One thing's for sure, unlike other unsolved mysteries this one DOES have mainstream media attention due to the damage they think it might cause the right. Not that they'll get any answers, just sayin.
Thinking a bit about Hatfill's admission that all during the ordeal he thought AQ was responsible. Isn't such a statement a bit odd considering the government was going after him? And not just any government, but the Bush government? Perhaps the interviewer, had he any presence of mind, might have asked why he would think the Bush government would want to pin a terrorist attack on a lone scientist when 1) he knew he was innocent and 2) they were in the midst of fighting a war on terror all over the place.

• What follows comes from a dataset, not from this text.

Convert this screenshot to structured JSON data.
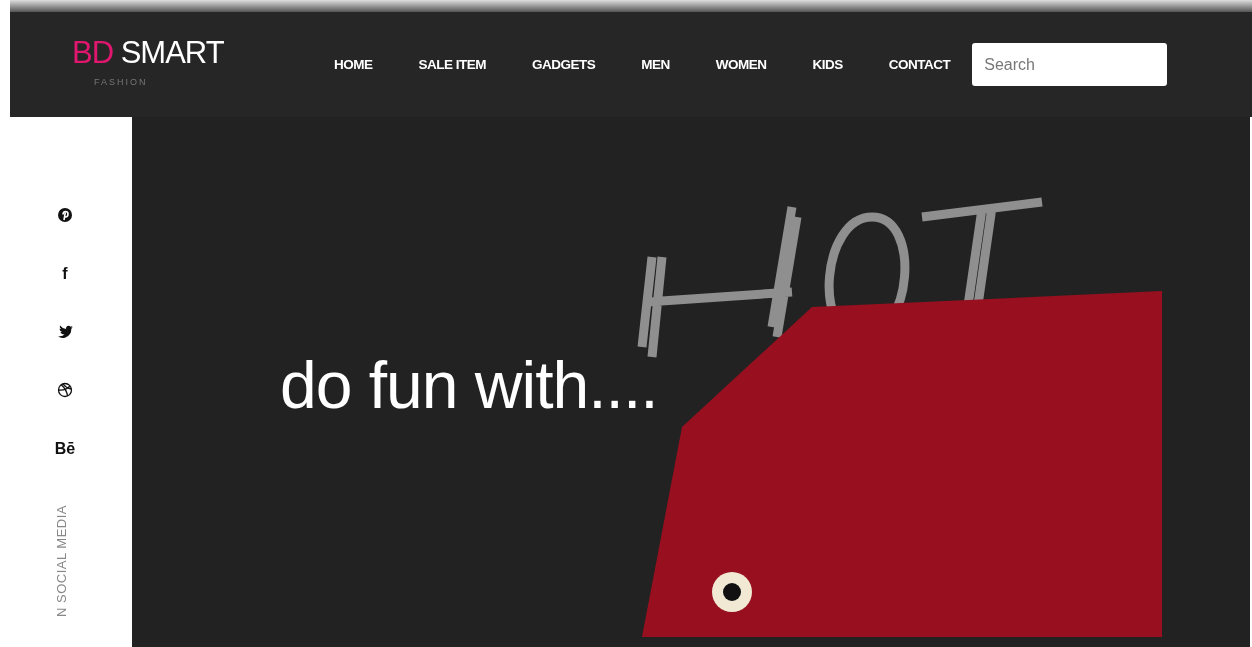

Or was it just a throw-away line?
Something strikes me from the LA Times article linked above regarding the 2.82 million lump sum and 150K annual annuity that Hatfill will be receiving from the government for settling the lawsuit. Here is that something:
The lawsuit was filed in August 2003, but U.S. District Court Judge Reggie B. Walton delayed permitting Hatfill's lawyers to question FBI and Justice officials or news reporters for two more years. The government contended that the depositions of agents and FBI leaders could interfere with the investigation.It's interesting that according to the intrepid Ed Lake's Bruce Ivins timeline, 2005 was the year he believes the FBI finally realized they had their man. According to Lake's data, on July 28th, 2005 the FBI first ran surveillance on Ivins' home to look for suspicious activity, and Ivins first realized he would need a lawyer during further interviews. That was almost two years to the date from judge Walton's 2003 order, meaning Hatfill's lawyers were about to be unleashed on the FBI, DoJ and media figures the following month.